Who are some of the other bands we'll be hearing and how did you come up with the line-up? We wanted to have a great variety of styles and origins. CCE, Fabrikalink and The Latin Recording Academy have worked together and we have come up with this amazing program with local bands: Elastic Bond and Xperimento, local DJs Mr.Pauer and DJ Le Spam, plus the rock and pop of Nicaragua's Perrozompopo, the world music of Dominican-blooded Pacha Massive, the electronica of Spain's Fangoria and the Brazilian virtuoso Yamandu Costa.

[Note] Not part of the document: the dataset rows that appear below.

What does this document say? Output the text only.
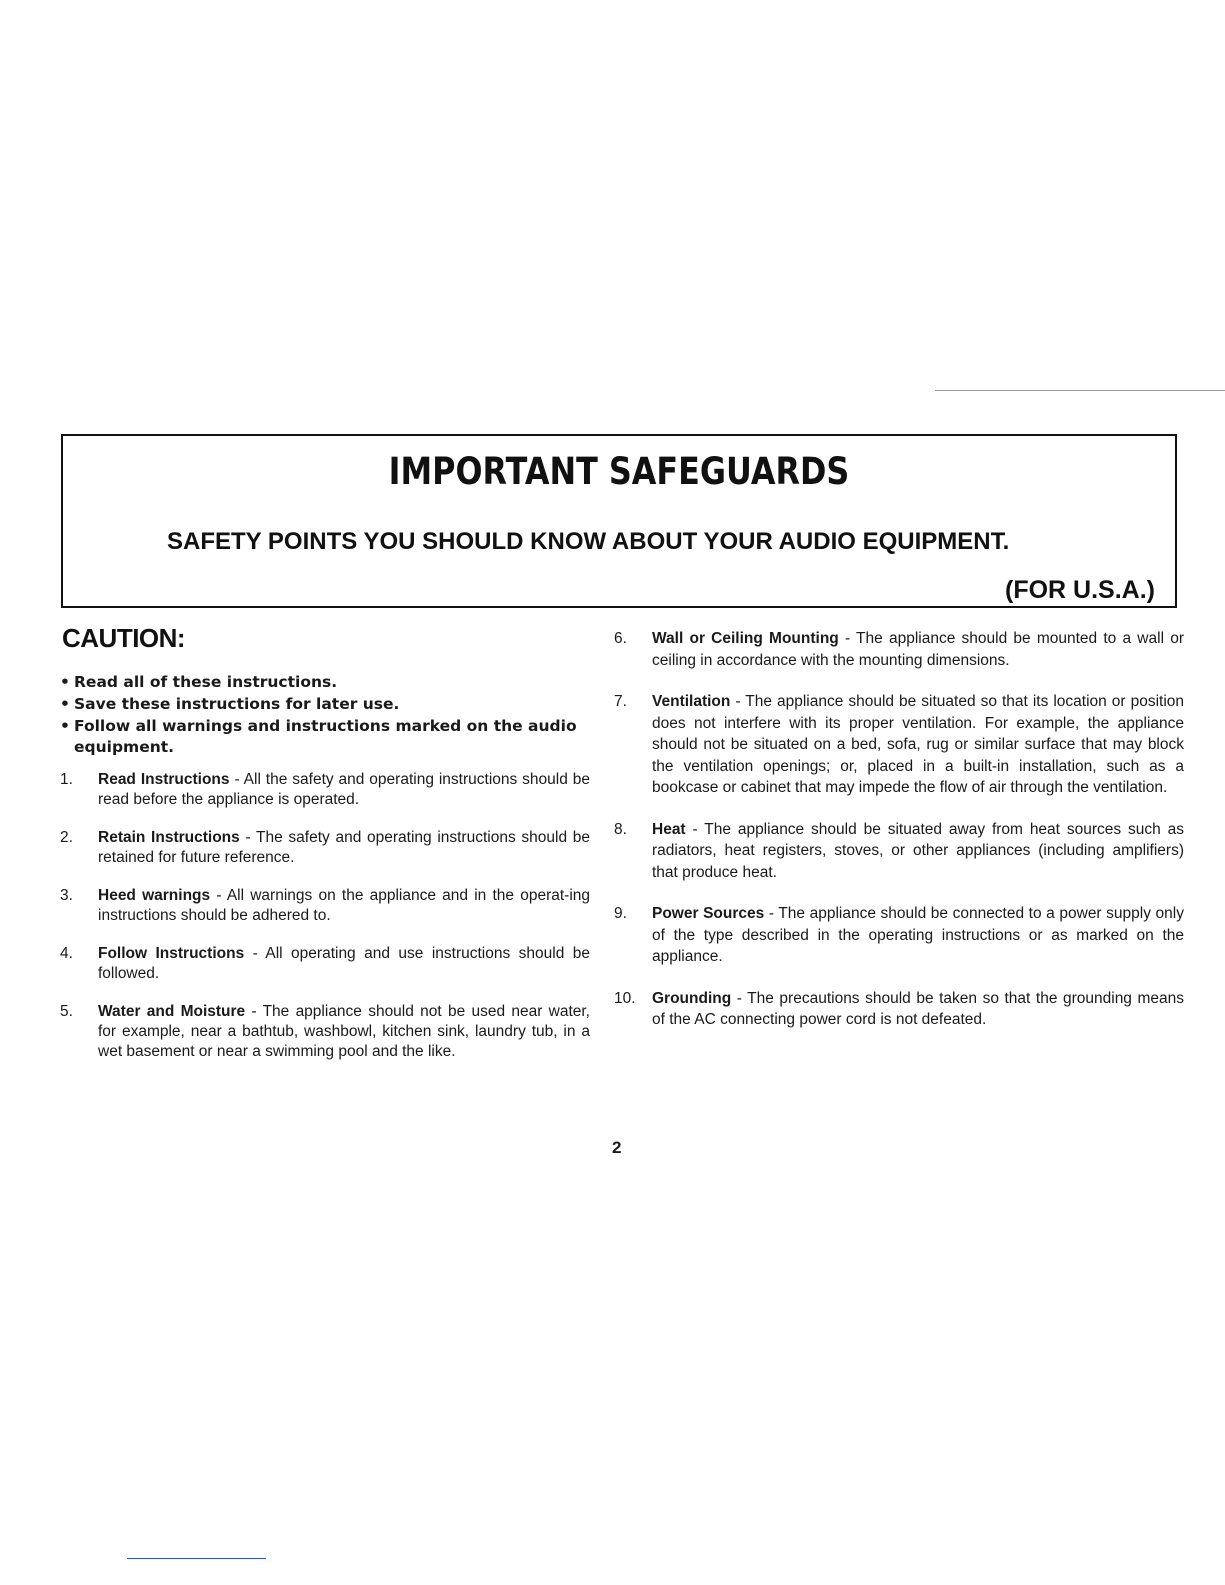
IMPORTANT SAFEGUARDS
SAFETY POINTS YOU SHOULD KNOW ABOUT YOUR AUDIO EQUIPMENT.
(FOR U.S.A.)
CAUTION:
• Read all of these instructions.
• Save these instructions for later use.
• Follow all warnings and instructions marked on the audio equipment.
1. Read Instructions - All the safety and operating instructions should be read before the appliance is operated.
2. Retain Instructions - The safety and operating instructions should be retained for future reference.
3. Heed warnings - All warnings on the appliance and in the operat-ing instructions should be adhered to.
4. Follow Instructions - All operating and use instructions should be followed.
5. Water and Moisture - The appliance should not be used near water, for example, near a bathtub, washbowl, kitchen sink, laundry tub, in a wet basement or near a swimming pool and the like.
6. Wall or Ceiling Mounting - The appliance should be mounted to a wall or ceiling in accordance with the mounting dimensions.
7. Ventilation - The appliance should be situated so that its location or position does not interfere with its proper ventilation. For example, the appliance should not be situated on a bed, sofa, rug or similar surface that may block the ventilation openings; or, placed in a built-in installation, such as a bookcase or cabinet that may impede the flow of air through the ventilation.
8. Heat - The appliance should be situated away from heat sources such as radiators, heat registers, stoves, or other appliances (including amplifiers) that produce heat.
9. Power Sources - The appliance should be connected to a power supply only of the type described in the operating instructions or as marked on the appliance.
10. Grounding - The precautions should be taken so that the grounding means of the AC connecting power cord is not defeated.
2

What about the images? How were they selected what do they represent? It's a journey through the history of Latin music, mostly pop and rock, but many other styles as well. The jackets of records are put into thematic groups in a very fresh and original way. The images were originally chosen by Ruben Scaramuzzino of Madrid's Zona de Obras, who first mounted the exhibition.
Do you have any favorites among those many images? Many favorites. The classics, like Molotov, the first album of Soda Stereo, the hippie photo of Caetano Veloso.

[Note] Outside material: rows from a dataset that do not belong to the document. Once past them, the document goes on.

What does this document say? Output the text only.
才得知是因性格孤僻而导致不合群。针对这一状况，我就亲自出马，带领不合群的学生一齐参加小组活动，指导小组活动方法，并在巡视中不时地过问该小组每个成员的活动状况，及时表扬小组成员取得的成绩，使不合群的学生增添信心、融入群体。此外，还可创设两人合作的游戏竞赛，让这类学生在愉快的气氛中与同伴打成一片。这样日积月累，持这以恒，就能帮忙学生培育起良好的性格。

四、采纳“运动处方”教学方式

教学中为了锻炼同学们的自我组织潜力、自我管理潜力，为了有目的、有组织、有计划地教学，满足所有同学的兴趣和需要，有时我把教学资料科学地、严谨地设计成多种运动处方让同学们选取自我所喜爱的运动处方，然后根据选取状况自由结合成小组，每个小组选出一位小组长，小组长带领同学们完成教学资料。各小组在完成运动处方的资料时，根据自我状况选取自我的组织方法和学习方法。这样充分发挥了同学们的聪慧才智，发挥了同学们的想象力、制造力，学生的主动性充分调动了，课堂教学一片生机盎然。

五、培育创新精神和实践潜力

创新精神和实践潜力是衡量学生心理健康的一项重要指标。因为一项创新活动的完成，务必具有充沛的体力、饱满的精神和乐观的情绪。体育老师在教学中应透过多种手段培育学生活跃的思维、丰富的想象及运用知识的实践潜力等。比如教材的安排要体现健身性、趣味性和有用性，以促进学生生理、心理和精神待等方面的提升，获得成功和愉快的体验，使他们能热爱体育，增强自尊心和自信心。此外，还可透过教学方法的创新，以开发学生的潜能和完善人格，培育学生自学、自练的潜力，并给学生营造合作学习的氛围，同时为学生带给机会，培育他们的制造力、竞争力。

How did you come across the folks from Zona de Obras anyway? Since we are the Cultural Center of Spain we are in touch with many Spanish organizations that work in different cultural fields, Zona de Obras is a young group doing a great work in the more contemporary and urban culture in Zaragoza, Spain, and they are originally from Argentina. This is the kind of collective that we love to work with and it doesn't matter where they are from or where they are based.
Madrid's one of Miami's sister cities. Do you plan on more inter-city collaborations? We didn't have this in mind. We are interested in presenting different cultures and different approaches to the public of Miami. Miami is a very diverse community but the paradox is that this richness is not seen like that -- like something unique. The reality is that the communities exist apart from each other and they don't mix. We try to bring together all this, and to present Miami as the rich cultural capital that it should be.
What made you decide to do this show at The Awarehouse? Miami has a lack of spaces like this. You can go to a theater with ridiculous expenses, or a club, but it's really difficult to find a venue where you can present an art exhibition and have concerts with the quality that it requires. Awarehouse has all this. More important the team is focused in the same objectives that we are. They are trying to bring to Miami high-quality shows and open the space to all the communities living here in a very friendly and professional way.
When you hit the town where do you most like to go? I'm not that much into trendy clubs and lounges. I'd rather go to Churchill's or Tobacco Road and small restaurants and open-doors places.
What's coming up for Maria del Valle? After ten years in Miami and seven as director of CCE it's time to move on, and I'm going back to my hometown Madrid, to another professional project, a brand new cultural center where I expect among other projects bring America (North, Central and South America) creativity to Europe.